Tuesday, May 11, 2004

Buggy Rubber Baby Bumpers

Professionally, I do software testing for Adobe Systems.  (No, I can’t tell you on what product or get you a free copy of Photoshop.)  I’ve been doing this for almost 14 years, for three different companies.  On a mailing list I’m on (dedicated to FrameMaker), we had a thread on how companies address errors in their documentation, and how they get that information to start with.  My response below goes for giving feedback about all sorts of software problems, large and small.

User #1:
We put a tech pubs email address in all the books, but people hardly ever use it.
User #2:
Nobody is going to give feedback unless you contact them directly and ask for their feedback.
Is that because people aren’t willing to give feedback, or because we’ve trained them not to?

We (not just software developers, tech writers, etc., but the software company) don’t fix the problems they complain about.  We often don’t even acknowledge that we’ve received their feedback.  We sometimes charge them $40 a pop to have us look and see if we already know about a problem they encounter, whether we have a solution or not.  We sometimes don’t provide a contact method at all.

I’ve been reasonably happy that Apple has a Report Bugs to Apple menu item in Safari.  (They originally had a bug report button in the UI.)  And Provide iCal Feedback in their calendar program.  I’ve never received anything back to indicate that they have received what I sent (much less will act on it), but it’s at least a start.

I use Eudora in “sponsored mode,” which gives me no support mechanism.  Twice now, I’ve dug through their website and sent a message to their Sales e-mail, for lack of any other way to contact them… and both times I got a response!  Woo!  (I really should reward them and go to “paid mode,” huh?)
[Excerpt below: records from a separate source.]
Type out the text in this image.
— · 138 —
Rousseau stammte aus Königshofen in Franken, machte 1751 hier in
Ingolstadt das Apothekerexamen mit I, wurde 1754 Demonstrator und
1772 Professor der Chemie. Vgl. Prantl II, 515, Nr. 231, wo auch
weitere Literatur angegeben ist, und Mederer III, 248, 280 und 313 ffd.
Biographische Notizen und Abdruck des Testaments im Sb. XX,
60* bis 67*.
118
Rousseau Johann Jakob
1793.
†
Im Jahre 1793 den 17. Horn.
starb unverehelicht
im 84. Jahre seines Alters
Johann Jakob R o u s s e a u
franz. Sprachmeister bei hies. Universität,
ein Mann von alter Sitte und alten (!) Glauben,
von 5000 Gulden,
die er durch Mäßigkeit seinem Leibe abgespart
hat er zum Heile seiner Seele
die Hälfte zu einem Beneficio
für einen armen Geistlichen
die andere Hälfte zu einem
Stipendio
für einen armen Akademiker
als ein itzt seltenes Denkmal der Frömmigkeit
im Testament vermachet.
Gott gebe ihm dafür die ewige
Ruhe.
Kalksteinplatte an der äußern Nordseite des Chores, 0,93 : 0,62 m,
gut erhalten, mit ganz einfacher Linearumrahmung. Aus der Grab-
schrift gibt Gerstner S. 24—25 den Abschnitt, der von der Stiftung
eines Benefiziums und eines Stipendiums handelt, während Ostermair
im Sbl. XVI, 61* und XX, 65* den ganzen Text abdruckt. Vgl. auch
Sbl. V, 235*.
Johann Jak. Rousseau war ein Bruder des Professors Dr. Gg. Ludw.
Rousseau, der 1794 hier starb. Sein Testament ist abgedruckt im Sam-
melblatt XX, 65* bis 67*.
On the down side, I’m now seeing a new trend in software development: bugs found and not fixed (deferred) during the development cycle will never get addressed.  This was the case in FrameMaker 7.0: due to tight schedules and limited resources, they cherry-picked a couple dozen high-profile bugs already known (and frequently complained about by high-profile user sites) and that was all the bugs fixed from previous releases.  There was just not the ability (time and resources) both to fix more and to address the new ones which would come in.  The party line was basically “People are already working with or around those issues, so they don’t need to be addressed.”  (The ideal answer to this is “Add more time or resources.  Making the product better is more important than making it hit the street in Q2 of next year.” But sometimes the date — and the money associated with it — are more important than the product being “better”.  More important to the bottom line, not more important to anyone who actually uses the product, of course.)

I’ve now worked tangentially (not directly) on another project where a similar tack is being taken: the only bugs from the last version which will be addressed in the next one are those which customers complain about (as opposed to which the test team identified).  The logic behind this — “If it’s important, they will tell us about it” — only makes sense in a world where customers are willing, able, and encouraged to tell.  I imagine that this mechanism for prioritizing work (and cutting development costs; it’s always all about money) will only accelerate.

(It also leaves the test team wondering what we are there for.  If you’re only going to address the issues users complain about, why have a test team?  Just push out a release and react to the feedback, right?)

So… do not sit on your butt as a user and hope that some issue will be addressed!  Even if it’s just a typo, or a preference that doesn’t get saved (my pet FrameMaker peeve: two spelling checker prefs on Mac don’t save between sessions!), or of course a repeatable crash, you have to tell the company, or you should expect it to never get fixed.  Find a user forum.  Find an e-mail address.  And maybe tell them over and over and over again, to make sure they listen.

Save both yourself and us test engineers some grief.

Updated on January 16, 2011
Several generations later, Safari does still have a “Report bugs” option.

Eudora is dead now; I use Mail on Mac and we now use GMail at work. No idea at the moment if there are feedback mechanisms in Mail, but GMail has an online Help Center, including listings of Known Issues and such.  You have to root around in there, but you can find out info about many issues and notify them through some channels if you find something new.

I encountered a phrase a couple years ago which covers this entire matter pretty well:
“Broken gets fixed.  Shoddy lasts forever.”